Ever read so many books that you lose track?
About a month ago, I saw Christopher Slater's debut novel, Pup, on my Kindle and I started reading it. It grabbed me immediately, but I also had zero recollection of having requested it from NetGalley. It turns out that I didn't request it. I had requested a different book published by The Story Plant, but there was a mix-up with the downloads on Netgalley. I wrote to both NetGalley and The Story Plant to resolve the issue.
I received a very kind email response from Lou Aronica (President and Publisher of The Story Plant), who not only sent me a copy of the story that I should have received, but who approved my request to officially review Pup, since I was already enjoying it so much. It was a happy mix-up. Thanks Lou!

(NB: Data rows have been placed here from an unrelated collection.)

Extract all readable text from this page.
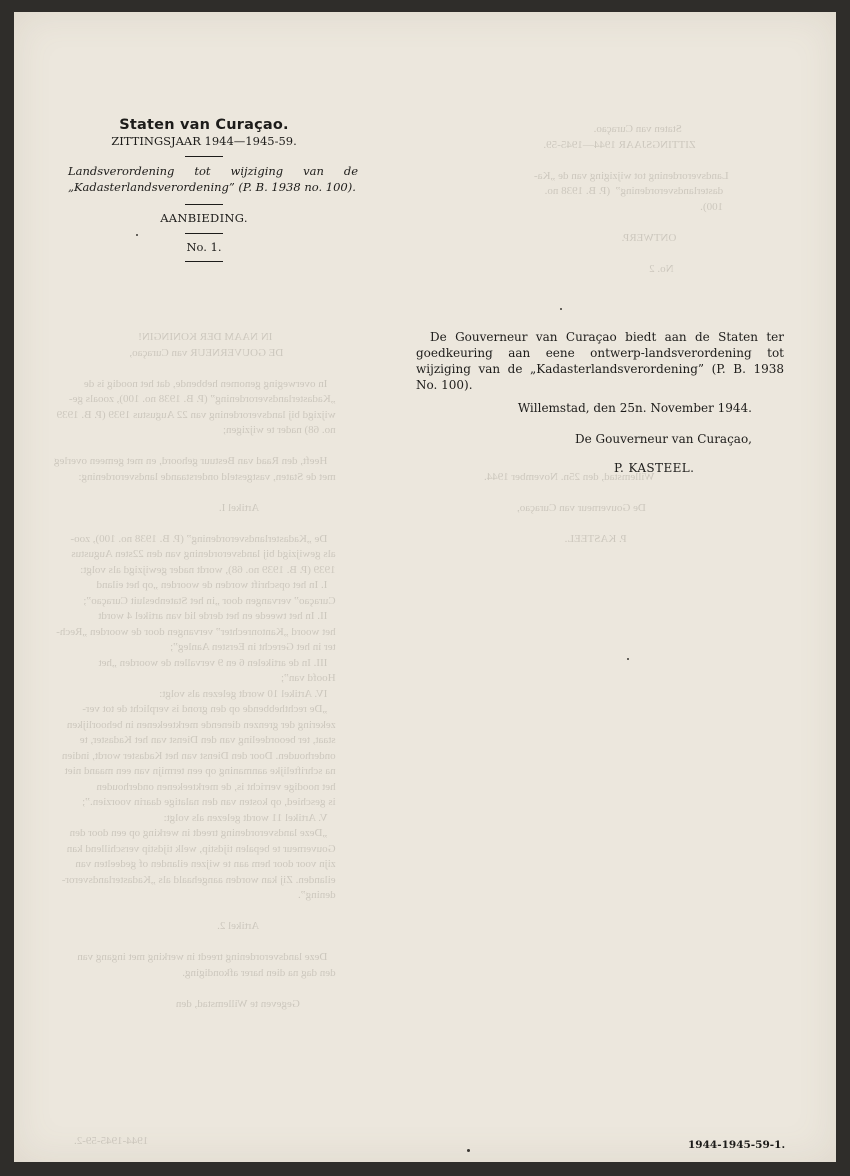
Staten van Curaçao.
ZITTINGSJAAR 1944—1945-59.

Landsverordening tot wijziging van de „Ka-
dasterlandsverordening”  (P. B. 1938 no.
100).

ONTWERP.

No. 2
IN NAAM DER KONINGIN!
DE GOUVERNEUR van Curaçao,

In overweging genomen hebbende, dat het noodig is de
„Kadasterlandsverordening” (P. B. 1938 no. 100), zooals ge-
wijzigd bij landsverordening van 22 Augustus 1939 (P. B. 1939
no. 68) nader te wijzigen;

Heeft, den Raad van Bestuur gehoord, en met gemeen overleg
met de Staten, vastgesteld onderstaande landsverordening:

Artikel I.

De „Kadasterlandsverordening” (P. B. 1938 no. 100), zoo-
als gewijzigd bij landsverordening van den 22sten Augustus
1939 (P. B. 1939 no. 68), wordt nader gewijzigd als volgt:
I. In het opschrift worden de woorden „op het eiland
Curaçao” vervangen door „in het Statenbesluit Curaçao”;
II. In het tweede en het derde lid van artikel 4 wordt
het woord „Kantonrechter” vervangen door de woorden „Rech-
ter in het Gerecht in Eersten Aanleg”;
III. In de artikelen 6 en 9 vervallen de woorden „het
Hoofd van”;
IV. Artikel 10 wordt gelezen als volgt:
„De rechthebbende op den grond is verplicht de tot ver-
zekering der grenzen dienende merkteekenen in behoorlijken
staat, ter beoordeeling van den Dienst van het Kadaster, te
onderhouden. Door den Dienst van het Kadaster wordt, indien
na schriftelijke aanmaning op een termijn van een maand niet
het noodige verricht is, de merkteekenen onderhouden
is geschied, op kosten van den nalatige daarin voorzien.”;
V. Artikel 11 wordt gelezen als volgt:
„Deze landsverordening treedt in werking op een door den
Gouverneur te bepalen tijdstip, welk tijdstip verschillend kan
zijn voor door hem aan te wijzen eilanden of gedeelten van
eilanden. Zij kan worden aangehaald als „Kadasterlandsveror-
dening”.

Artikel 2.

Deze landsverordening treedt in werking met ingang van
den dag na dien harer afkondiging.

Gegeven te Willemstad, den
Willemstad, den 25n. November 1944.

De Gouverneur van Curaçao,

P. KASTEEL.
1944-1945-59-2.
Staten van Curaçao.
ZITTINGSJAAR 1944—1945-59.
Landsverordening tot wijziging van de „Kadasterlandsverordening” (P. B. 1938 no. 100).
AANBIEDING.
No. 1.

De Gouverneur van Curaçao biedt aan de Staten ter goedkeuring aan eene ontwerp-landsverordening tot wijziging van de „Kadasterlandsverordening” (P. B. 1938 No. 100).

Willemstad, den 25n. November 1944.
De Gouverneur van Curaçao,
P. KASTEEL.
1944-1945-59-1.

PLOT - Pup is narrated in first person by John Z. Pupulowinazowski (Pup), a college-aged kid who is drafted to fight in the second Korean War, which presumably occurs in our near future. Pup retells his war adventure to his children in a style that's a bit like the sitcom How I Met Your Mother. This is a story of unlikely heroism, dumb luck and unexpected romance.
LIKE- The strongest element of Slater's story is Pup's voice. He is a hilarious commentator of the world around him. It's never explicitly stated, but it's inferred that Pup might be mildly autistic. He is task oriented and lacks the ability to read the social cues of others. His situational "dumb luck" is reminiscent of Forrest Gump. Pup is constantly getting himself into a pickle that he manages to escape in the most unlikely way. It's not realistic, but it works in the realm of this story world.
I enjoyed the transformation of the fellow soldiers, who went from picking on Pup, to valuing his friendship. Pup is such a darn likeable and innocent character ( I mean his nickname is Pup for goodness sakes, who doesn't like puppies?) that the likeablity drives the story. I kept wanting to read to make sure that he would be okay. He has a sweet romance with a Japanese woman named Mayumi, who is only slightly less of a disaster than Pup. It's a perfect match.
DISLIKE- I would have liked more context for the war. There is some background information, when Pup is put on the spot in front of the troops and is asked to explain why he thinks that they're fighting. Still though, I didn't feel like it was enough to satisfy my curiosity. This is a minor complaint in an otherwise wonderful debut.
RECOMMEND- Yes! Pup is such a fun read and I look forward to Slater's next novel. Give this strong debut a spot on your bookshelf.